Microsoft might be making a LOT of mistakes lately, but Entity Framework is not one of them. I don't know if I'll ever have the patience to use another language again - C# with Entity Framework is that much better.

Re:Why are people still using this?

[VGPowerlord]

It really depends on what you're doing. If you're developing a database-backed website, I suspect that the Java solution* would be the quickest to deliver, followed by Python with C/C++ coming in dead last.

*That is assuming that the dev team uses appropriate technologies such as Spring and Hibernate, and not straight Servlets/JSPs/JSFs and JDBC.
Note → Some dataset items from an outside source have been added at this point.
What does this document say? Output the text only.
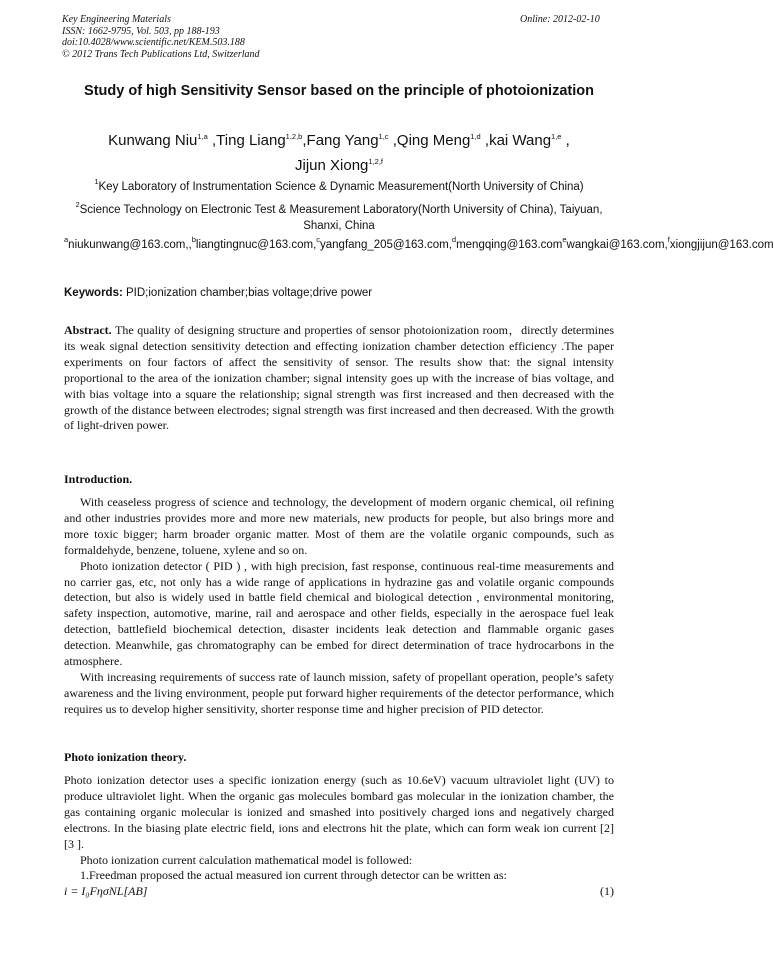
Key Engineering Materials
ISSN: 1662-9795, Vol. 503, pp 188-193
doi:10.4028/www.scientific.net/KEM.503.188
© 2012 Trans Tech Publications Ltd, Switzerland
Online: 2012-02-10
Study of high Sensitivity Sensor based on the principle of photoionization
Kunwang Niu$^{1,a}$ ,Ting Liang$^{1,2,b}$,Fang Yang$^{1,c}$ ,Qing Meng$^{1,d}$ ,kai Wang$^{1,e}$ ,
Jijun Xiong$^{1,2,f}$
$^1$Key Laboratory of Instrumentation Science & Dynamic Measurement(North University of China)
$^2$Science Technology on Electronic Test & Measurement Laboratory(North University of China), Taiyuan, Shanxi, China
$^a$niukunwang@163.com,,$^b$liangtingnuc@163.com,$^c$yangfang_205@163.com,$^d$mengqing@163.com$^e$wangkai@163.com,$^f$xiongjijun@163.com
Keywords: PID;ionization chamber;bias voltage;drive power

Abstract. The quality of designing structure and properties of sensor photoionization room，directly determines its weak signal detection sensitivity detection and effecting ionization chamber detection efficiency .The paper experiments on four factors of affect the sensitivity of sensor. The results show that: the signal intensity proportional to the area of the ionization chamber; signal intensity goes up with the increase of bias voltage, and with bias voltage into a square the relationship; signal strength was first increased and then decreased with the growth of the distance between electrodes; signal strength was first increased and then decreased. With the growth of light-driven power.

Introduction.

With ceaseless progress of science and technology, the development of modern organic chemical, oil refining and other industries provides more and more new materials, new products for people, but also brings more and more toxic bigger; harm broader organic matter. Most of them are the volatile organic compounds, such as formaldehyde, benzene, toluene, xylene and so on.

Photo ionization detector ( PID ) , with high precision, fast response, continuous real-time measurements and no carrier gas, etc, not only has a wide range of applications in hydrazine gas and volatile organic compounds detection, but also is widely used in battle field chemical and biological detection , environmental monitoring, safety inspection, automotive, marine, rail and aerospace and other fields, especially in the aerospace fuel leak detection, battlefield biochemical detection, disaster incidents leak detection and flammable organic gases detection. Meanwhile, gas chromatography can be embed for direct determination of trace hydrocarbons in the atmosphere.

With increasing requirements of success rate of launch mission, safety of propellant operation, people’s safety awareness and the living environment, people put forward higher requirements of the detector performance, which requires us to develop higher sensitivity, shorter response time and higher precision of PID detector.

Photo ionization theory.

Photo ionization detector uses a specific ionization energy (such as 10.6eV) vacuum ultraviolet light (UV) to produce ultraviolet light. When the organic gas molecules bombard gas molecular in the ionization chamber, the gas containing organic molecular is ionized and smashed into positively charged ions and negatively charged electrons. In the biasing plate electric field, ions and electrons hit the plate, which can form weak ion current [2] [3 ].

Photo ionization current calculation mathematical model is followed:

1.Freedman proposed the actual measured ion current through detector can be written as:

i = I₀FησNL[AB]	(1)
Re:Java is used everywhere in the office

[Billly+Gates]

As someone pointed out in the last story it is the IE 6 that wont go away, or at least the Cobol of the 21st century.

Every banking site requires it so it can wrap win32 com objects like excel spreadsheets for lines of credit reportsthat can be cut and pasted using security holes from 1.4.1 or some ancient version. So java is used to activeX like functionality with no security controls and is a requirement for anyone in finance. Some support java 6 but have to include some security holes so they can access windows dlls for the accountants.

Manpower and Kronos for clocking employees in and out also use Java. Java is still the most widely used language in the world if you check any website.

The irritating thing is not that Oracle wont fix java and should be liable, but rather apps and banking sites require such ancient versions of it that only work with XP and are filled with 30 or more security holes.

Many of these accountant laptops just get re-imaged on a weekly basis from infections. These same accountants only look at the cost of upgrading and not the productivity loss.

Re:Java on Slashdot is almost a meme now

[pnot]

Amen to that. As any /. Java comment thread demonstrates, the chief functionality of the Java browser plugin these days is tarnishing the reputation of the entire Java platform and ecosystem.

Doubtless there are still websites out there that need the plugin, but I don't remember the last time I saw one. Definitely time to make it opt-in, not opt-out.

Oracle doesn't care about Java in the browser

[SomewhereInTheUs]

Java is worthless in the browser and I doubt that Oracle cares if it's removed. They might even prefer it.

Rather, Java's worth to Oracle is primarily as an internal tool for creating products/services and secondarily a means for providing easy extensibility and connectivity to developers that code to the interfaces those products expose.

The days of Sun evangelizing Java as the Second Coming and pimping it everywhere they can are over. It's just a means to an end at Oracle.